The American Religious Ecologies project is creating new datasets and visualizations for the study of American religious history. Datasets and visualizations, though, are means to the end of creating historical interpretations that advance our knowledge of American religious history. In particular, we are seeking to understand American religion through the lens of religious ecologies. The term ecology of religion encourages us to look at the interactions of religious groups with one another, as well as their interactions with their geographic, political, cultural, and social environments. Using this map we can see ways, even on this large scale, in which Roman Catholicism has interacted with its larger geopolitical environment. Indeed, scale is part of the point: while most studies of religion that take an ecological framework have focused on the scale of the street, the block, or the city, the concept is also useful at larger scales.2
There are three things we can observe about religious ecologies at this continental scale.
The first thing to note is the transnational scope of Roman Catholicism. Perhaps this point is obvious in the case of a global church like Roman Catholicism, but the point is made more striking when depicted in geographical space. Without denying the significance of the nation for understanding religious developments, the boundaries of the nation-state are only sometimes the appropriate boundaries for the study of a religious tradition.

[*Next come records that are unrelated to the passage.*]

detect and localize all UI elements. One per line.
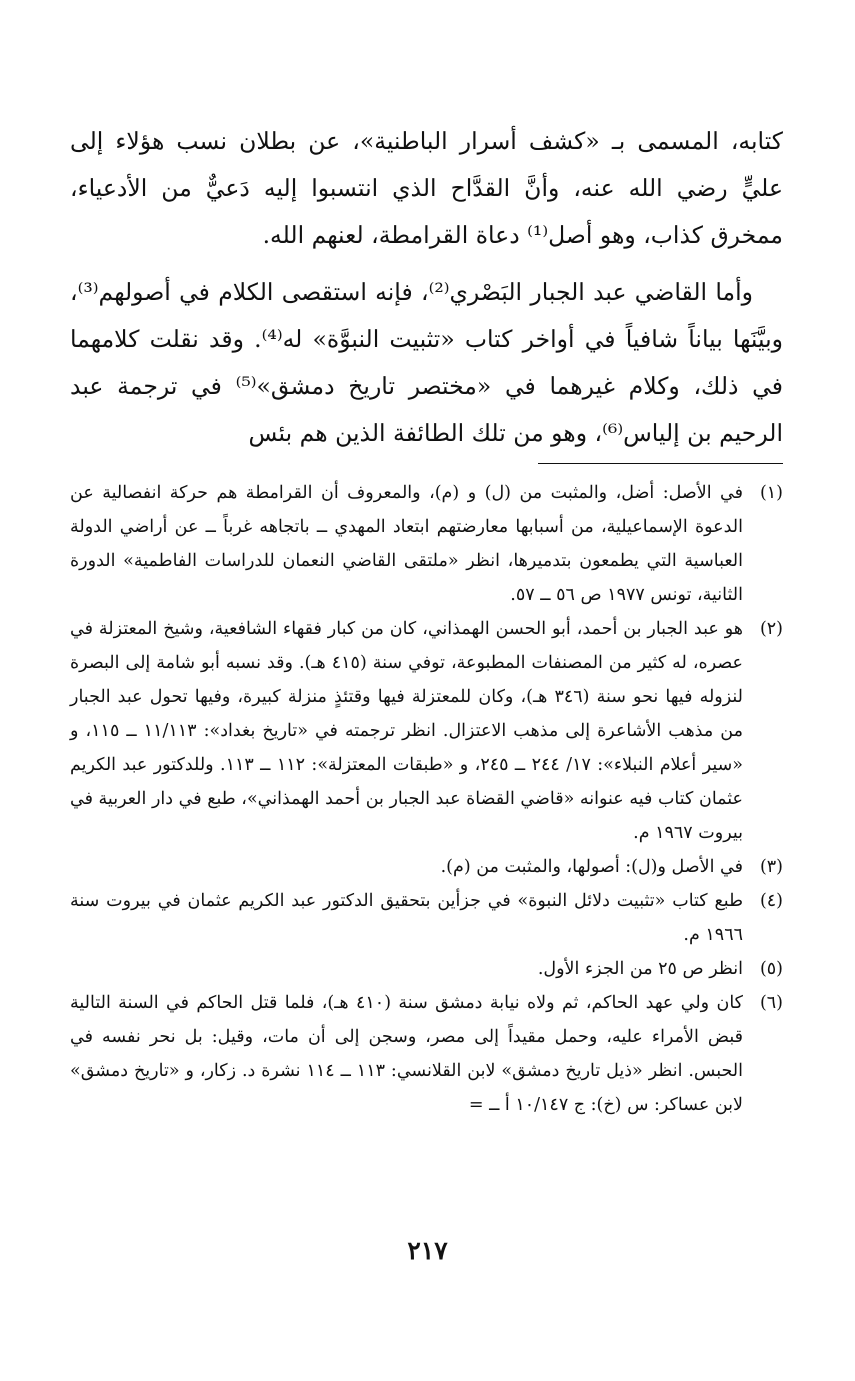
footnote-1: [70, 476, 783, 612]
footnote-separator: [538, 463, 783, 464]
footnote-number: (٢): [759, 619, 783, 639]
paragraph-1: كتابه، المسمى بـ «كشف أسرار الباطنية»، عن بطلان نسب هؤلاء إلى عليٍّ رضي الله عنه، وأنَّ القدَّاح الذي انتسبوا إليه دَعيٌّ من الأدعياء، ممخرق كذاب، وهو أصل⁽¹⁾ دعاة القرامطة، لعنهم الله.: [70, 127, 783, 249]
footnote-4: [70, 884, 783, 952]
footnote-text: انظر ص ٢٥ من الجزء الأول.: [537, 959, 743, 979]
page-number: ٢١٧: [407, 1236, 448, 1265]
footnote-number: (٥): [759, 959, 783, 979]
footnote-text: كان ولي عهد الحاكم، ثم ولاه نيابة دمشق سنة (٤١٠ هـ)، فلما قتل الحاكم في السنة التالية قبض الأمراء عليه، وحمل مقيداً إلى مصر، وسجن إلى أن مات، وقيل: بل نحر نفسه في الحبس. انظر «ذيل تاريخ دمشق» لابن القلانسي: ١١٣ ــ ١١٤ نشرة د. زكار، و «تاريخ دمشق» لابن عساكر: س (خ): ج ١٠/١٤٧ أ ــ =: [70, 993, 744, 1115]
footnote-2: [70, 612, 783, 850]
footnote-6: [70, 986, 783, 1122]
footnote-text: هو عبد الجبار بن أحمد، أبو الحسن الهمذاني، كان من كبار فقهاء الشافعية، وشيخ المعتزلة في عصره، له كثير من المصنفات المطبوعة، توفي سنة (٤١٥ هـ). وقد نسبه أبو شامة إلى البصرة لنزوله فيها نحو سنة (٣٤٦ هـ)، وكان للمعتزلة فيها وقتئذٍ منزلة كبيرة، وفيها تحول عبد الجبار من مذهب الأشاعرة إلى مذهب الاعتزال. انظر ترجمته في «تاريخ بغداد»: ١١/١١٣ ــ ١١٥، و «سير أعلام النبلاء»: ١٧/ ٢٤٤ ــ ٢٤٥، و «طبقات المعتزلة»: ١١٢ ــ ١١٣. وللدكتور عبد الكريم عثمان كتاب فيه عنوانه «قاضي القضاة عبد الجبار بن أحمد الهمذاني»، طبع في دار العربية في بيروت ١٩٦٧ م.: [70, 619, 743, 843]
paragraph-2: وأما القاضي عبد الجبار البَصْري⁽²⁾، فإنه استقصى الكلام في أصولهم⁽³⁾، وبيَّنَها بياناً شافياً في أواخر كتاب «تثبيت النبوَّة» له⁽⁴⁾. وقد نقلت كلامهما في ذلك، وكلام غيرهما في «مختصر تاريخ دمشق»⁽⁵⁾ في ترجمة عبد الرحيم بن إلياس⁽⁶⁾، وهو من تلك الطائفة الذين هم بئس: [70, 278, 784, 447]
footnote-text: في الأصل و(ل): أصولها، والمثبت من (م).: [440, 857, 743, 877]
footnotes: [70, 476, 783, 1122]
footnote-text: طبع كتاب «تثبيت دلائل النبوة» في جزأين بتحقيق الدكتور عبد الكريم عثمان في بيروت سنة ١٩٦٦ م.: [70, 891, 743, 945]
footnote-3: [70, 850, 783, 884]
footnote-number: (١): [759, 483, 783, 503]
footnote-number: (٤): [759, 891, 783, 911]
footnote-5: [70, 952, 783, 986]
footnote-number: (٣): [759, 857, 783, 877]
main-text: [70, 118, 783, 457]
footnote-number: (٦): [759, 993, 783, 1013]
footnote-text: في الأصل: أضل، والمثبت من (ل) و (م)، والمعروف أن القرامطة هم حركة انفصالية عن الدعوة الإسماعيلية، من أسبابها معارضتهم ابتعاد المهدي ــ باتجاهه غرباً ــ عن أراضي الدولة العباسية التي يطمعون بتدميرها، انظر «ملتقى القاضي النعمان للدراسات الفاطمية» الدورة الثانية، تونس ١٩٧٧ ص ٥٦ ــ ٥٧.: [70, 483, 743, 605]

Take, for instance, the map in 1789, the first year for which the background political boundaries displayed on the map are even approximately correct.3 That year saw the establishment of the Diocese of Baltimore, the first Roman Catholic diocese in the newly formed United States. The founding of a new nation enabled the creation of a new diocese, even if the presence of a Roman Catholic diocese in the British-controlled province of Quebec, formerly a French colonial possession, had been at issue in the lead-up to the American revolution. But the presence of institutional Roman Catholicism on the continent was hardly limited to those two dioceses. By 1789, Roman Catholic dioceses had been established for nearly three centuries on the continent. The first two were the diocese of San Juan and the diocese of Santo Domingo, now in Puerto Rico and the Dominican Republic. In 1789, there were two dioceses north of the Rio Grande, but there were ten in the territory that became Mexico and four in the Caribbean. The institutional hierarchy of the Roman Catholic church was thus well developed on the continent long before the founding of the United States and Canada as nation states.